6 Self-Diagnosis Isn't Accurate For The Most Part

It is pretty common for concerned parents to feel a bit unnerved by their child’s symptoms and turn to Internet search engines to try and figure out what the heck is going on before they see the pediatrician.

Parents notes that pediatricians won’t mention that self-diagnosis isn’t usually very accurate and it is pretty much impossible to diagnose your child after reading a paragraph or two on the Internet. It is best to let your child’s doctor do their job and once they have made an accurate diagnosis, head to the Internet to read up about it if you want.

5 Unable To Ask Patients Open-Ended Questions

According to Ideal Medical Care, many pediatricians nowadays are pressured into avoiding asking their client and their clients’ parents open-ended questions during the appointment. This includes asking the patient how they are feeling or asking them to divulge what is on their mind.

The reason why doctors are being pressured to avoid such open-ended questions is due to the popular trend of allowing a medical assistant to talk to the patient and identify the one issue that caused their parents to make an appointment with the pediatrician. Not only does this cut appointments in half, but it also means less wait time for patients.

4  Can't Tell An Irate Parent To Calm Down

Physicians Practice notes that even though a pediatrician might dearly want to tell an irate mother or father to calm down and sit back down on the chair, they have to hold their tongue and use diplomacy in order to restore order to the appointment for the sake of their patient.

After all, telling an upset or irate parent to calm down could be interpreted as a callous move and might even lead to all sorts of legal issues. It is far better for pediatricians to keep a level head and let their patient’s parents rant and rave before trying to soothe them.

3 Asking Parents If They Understand The Diagnosis And Treatment

Physicians Practice adds that pediatricians do their best to avoid asking their clients and their parents if they understand the diagnosis that they gave them at the end of the appointment because by and large, most people will say yes even if it is not entirely true.

In order to make sure that your client’s parents follow through with the treatment plan, it’s much better to ask them if they could explain in their own words if they understand the diagnosis and what they have to do in order to make sure that their little one returns to tip-top health.

2 Overusing Medical Jargon

Physicians Practice adds that pediatricians won’t use complicated medical jargon when talking to their patients or their parents because let’s face it, most people don’t know or have the background to understand that kind of terminology and it would go right over their heads or possibly just leave them confused as heck about what’s going on.

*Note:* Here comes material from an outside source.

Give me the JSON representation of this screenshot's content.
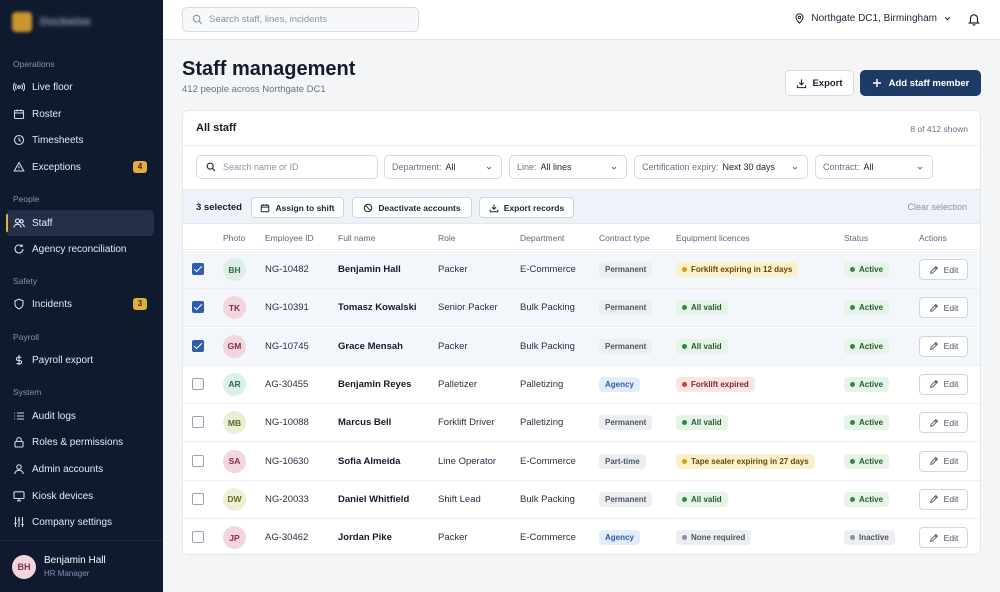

Pediatricians do their best to use non-complicated terms when describing their patient’s diagnosis and the kind of treatment (including things like antibiotics or anti-itch creams for rashes) so that the child and his or her parents don’t wind up getting confused or misunderstand what’s going on.

1 Scolding Mom And Dad For Withholding Important Information From Them

It can be very tempting for pediatricians to want to scold their client’s parents after they discover that they were less than honest. For example, if they claimed that they forgot to give their child their daily dose of a medication such as an antihistamine or if they fibbed about how many hours a day their child was allowed to watch television.

However, Parents notes that any good pediatrician knows that scolding their clients’ parents isn’t going to do any good and it is far better to stay calm even when they’re seething on the inside so that they will be inspired to be more honest in the future.